Should You File Bankruptcy Before You Get Married?

Money, Relationships

bankruptcy and marriagePreparing for a wedding is stressful enough without adding financial troubles on top of it. But if you’re facing insurmountable debt, you may be considering bankruptcy, and wondering if it’s best to declare bankruptcy before marriage or after. What’s better? How will your bankruptcy affect your spouse and your marriage?

Marriage: What’s Mine Is Yours. Or Is It?

First, a little background on marriage and credit. Your assets and debts upon entering marriage are yours. Your spouse is not responsible for the debts you bring into the marriage unless they agree to take it over. And because credit scores are given to individuals, not couples, your spouse’s credit score will not be affected by your debt or your bankruptcy.

Here’s where it gets tricky: once you marry and begin commingling (e.g., you and your spouse open a joint bank account together), property you share with your spouse may become subject to paying off your debts. For example, you both deposit money into your joint bank account and use money from that bank account to pay your car note every month. The car can be considered your property in part, and may be used to pay off your debts. Situations like this occur more frequently in the community property states: Arizona, California, Idaho, Louisiana, Nevada, New Mexico, Texas, Washington, and Wisconsin.

Because the laws vary from state to state, you should talk to a lawyer, especially if you live in one of the community property states.

Consequences of Bankruptcy Before and After Marriage

Now a little background on bankruptcy. The two most common types of bankruptcy for individuals are Chapter 7 and Chapter 13. In Chapter 7, unsecured debts (including credit card bills, hospital debts, and personal loans) are wiped clean, but other debts (including income taxes and student loans) remain. It’s for people who have little to no assets and/or income and a lot of debt. In contrast, Chapter 13 is for people who have income and can pay back the debts eventually. Under Chapter 13, a plan is created to pay off the debts within five years.

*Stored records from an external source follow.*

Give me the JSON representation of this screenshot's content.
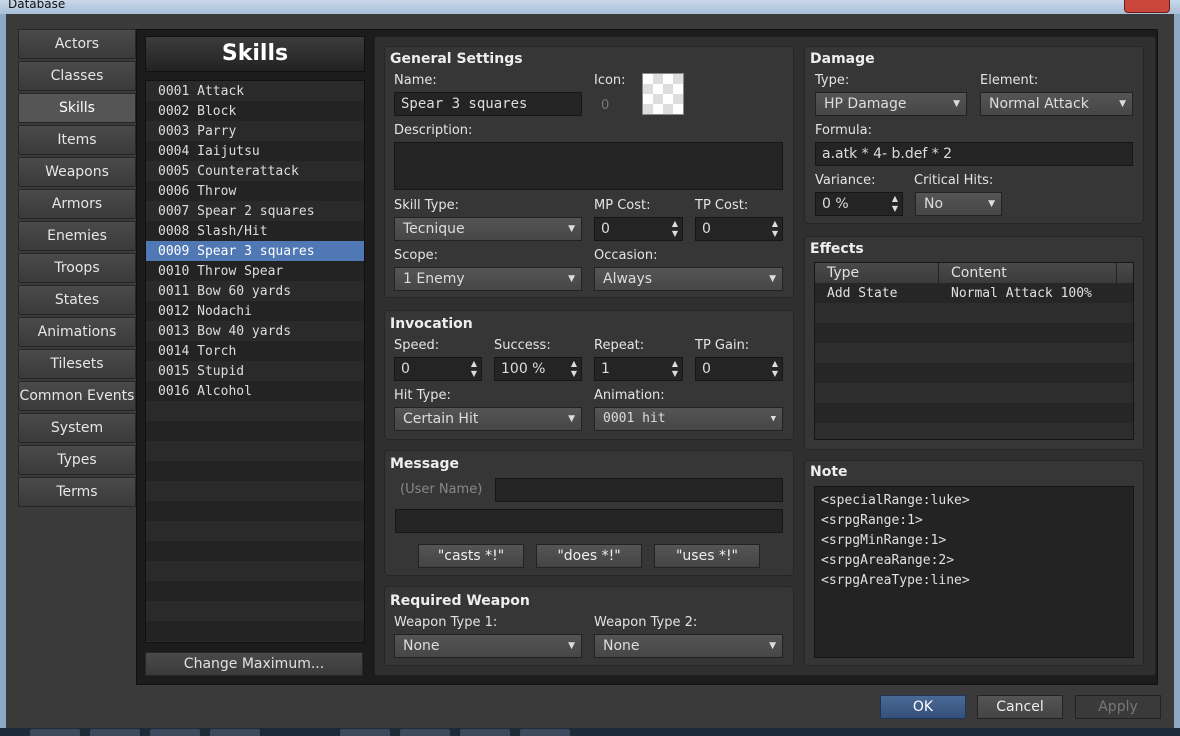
{
  "window": {
    "title": "Database"
  },
  "categories": [
    {
      "label": "Actors"
    },
    {
      "label": "Classes"
    },
    {
      "label": "Skills",
      "active": true
    },
    {
      "label": "Items"
    },
    {
      "label": "Weapons"
    },
    {
      "label": "Armors"
    },
    {
      "label": "Enemies"
    },
    {
      "label": "Troops"
    },
    {
      "label": "States"
    },
    {
      "label": "Animations"
    },
    {
      "label": "Tilesets"
    },
    {
      "label": "Common Events"
    },
    {
      "label": "System"
    },
    {
      "label": "Types"
    },
    {
      "label": "Terms"
    }
  ],
  "skills": {
    "title": "Skills",
    "items": [
      "0001 Attack",
      "0002 Block",
      "0003 Parry",
      "0004 Iaijutsu",
      "0005 Counterattack",
      "0006 Throw",
      "0007 Spear 2 squares",
      "0008 Slash/Hit",
      "0009 Spear 3 squares",
      "0010 Throw Spear",
      "0011 Bow 60 yards",
      "0012 Nodachi",
      "0013 Bow 40 yards",
      "0014 Torch",
      "0015 Stupid",
      "0016 Alcohol"
    ],
    "selected_index": 8,
    "change_max_label": "Change Maximum..."
  },
  "general": {
    "title": "General Settings",
    "name_label": "Name:",
    "name_value": "Spear 3 squares",
    "icon_label": "Icon:",
    "icon_index": "0",
    "description_label": "Description:",
    "description_value": "",
    "skill_type_label": "Skill Type:",
    "skill_type_value": "Tecnique",
    "mp_cost_label": "MP Cost:",
    "mp_cost_value": "0",
    "tp_cost_label": "TP Cost:",
    "tp_cost_value": "0",
    "scope_label": "Scope:",
    "scope_value": "1 Enemy",
    "occasion_label": "Occasion:",
    "occasion_value": "Always"
  },
  "invocation": {
    "title": "Invocation",
    "speed_label": "Speed:",
    "speed_value": "0",
    "success_label": "Success:",
    "success_value": "100 %",
    "repeat_label": "Repeat:",
    "repeat_value": "1",
    "tp_gain_label": "TP Gain:",
    "tp_gain_value": "0",
    "hit_type_label": "Hit Type:",
    "hit_type_value": "Certain Hit",
    "animation_label": "Animation:",
    "animation_value": "0001 hit"
  },
  "message": {
    "title": "Message",
    "user_name_placeholder": "(User Name)",
    "line1": "",
    "line2": "",
    "casts_label": "\"casts *!\"",
    "does_label": "\"does *!\"",
    "uses_label": "\"uses *!\""
  },
  "required_weapon": {
    "title": "Required Weapon",
    "type1_label": "Weapon Type 1:",
    "type1_value": "None",
    "type2_label": "Weapon Type 2:",
    "type2_value": "None"
  },
  "damage": {
    "title": "Damage",
    "type_label": "Type:",
    "type_value": "HP Damage",
    "element_label": "Element:",
    "element_value": "Normal Attack",
    "formula_label": "Formula:",
    "formula_value": "a.atk * 4- b.def * 2",
    "variance_label": "Variance:",
    "variance_value": "0 %",
    "critical_label": "Critical Hits:",
    "critical_value": "No"
  },
  "effects": {
    "title": "Effects",
    "col_type": "Type",
    "col_content": "Content",
    "rows": [
      {
        "type": "Add State",
        "content": "Normal Attack 100%"
      }
    ]
  },
  "note": {
    "title": "Note",
    "lines": [
      "<specialRange:luke>",
      "<srpgRange:1>",
      "<srpgMinRange:1>",
      "<srpgAreaRange:2>",
      "<srpgAreaType:line>"
    ]
  },
  "dialog": {
    "ok_label": "OK",
    "cancel_label": "Cancel",
    "apply_label": "Apply"
  },
  "colors": {
    "selection": "#4f78b5",
    "ok_button": "#3d5a80"
  }
}
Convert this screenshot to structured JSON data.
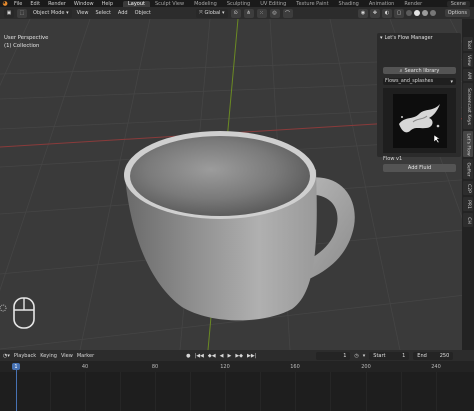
{
  "topbar": {
    "menu": [
      "File",
      "Edit",
      "Render",
      "Window",
      "Help"
    ],
    "tabs": [
      "Layout",
      "Sculpt View",
      "Modeling",
      "Sculpting",
      "UV Editing",
      "Texture Paint",
      "Shading",
      "Animation",
      "Render",
      "Scene"
    ],
    "active_tab": "Layout"
  },
  "header": {
    "mode": "Object Mode",
    "menus": [
      "View",
      "Select",
      "Add",
      "Object"
    ],
    "transform_orientation": "Global",
    "options_label": "Options"
  },
  "viewport": {
    "view_name": "User Perspective",
    "collection": "(1) Collection",
    "background_color": "#3a3a3a"
  },
  "npanel": {
    "title": "Let's Flow Manager",
    "search_label": "Search library",
    "selected_flow": "Flows_and_splashes",
    "flow_label": "Flow v1",
    "add_button": "Add Fluid"
  },
  "side_tabs": [
    "Tool",
    "View",
    "AM",
    "Screencast Keys",
    "Let's Flow",
    "Geffer",
    "C2P",
    "PR1",
    "CH"
  ],
  "side_tabs_active": "Let's Flow",
  "timeline": {
    "playback": "Playback",
    "keying": "Keying",
    "view": "View",
    "marker": "Marker",
    "current_frame": "1",
    "start_label": "Start",
    "start": "1",
    "end_label": "End",
    "end": "250",
    "playhead": "1",
    "ruler_ticks": [
      "40",
      "80",
      "120",
      "160",
      "200",
      "240"
    ]
  },
  "colors": {
    "accent": "#4772b3",
    "blender_orange": "#e78a2c",
    "axis_red": "#8a3a3a",
    "axis_green": "#6b8a23"
  }
}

So how does all this affect your spouse? If you settle the terms of your bankruptcy before getting married, you will keep your spouse’s finances out of it. That means that their property will not be used to pay off your debts. If you declare bankruptcy after marriage, some of your spouse’s property may be used to pay off your debts, as described above. Again, this is especially of concern for someone living in a community property state.

Whether you declare bankruptcy before or after marriage, you will find it harder to get a loan as long as the bankruptcy stays on your credit report (Chapter 7 usually stays on for ten years and Chapter 13 for seven). Some couples choose to let the spouse with the higher credit rating apply for mortgages and other loans in their name only, as the interest will be significantly reduced.

Waiting to Declare Bankruptcy

If you decide for any reason to wait until after marriage to declare bankruptcy, then do what you can to protect your spouse from having to take on your debts. Do not commingle funds – that means no joint bank accounts and no loans taken out in both your names. File taxes separately. You may also consider drawing up a prenuptial agreement that lays out some of your financial issues. Definitely find a lawyer in your state to advise you on how best to protect your spouse’s assets.

This is also a good opportunity to speak with your future spouse about finances and how you plan to handle them in your marriage. Do it now, and hopefully you will avoid one of the main causes for divorce: money.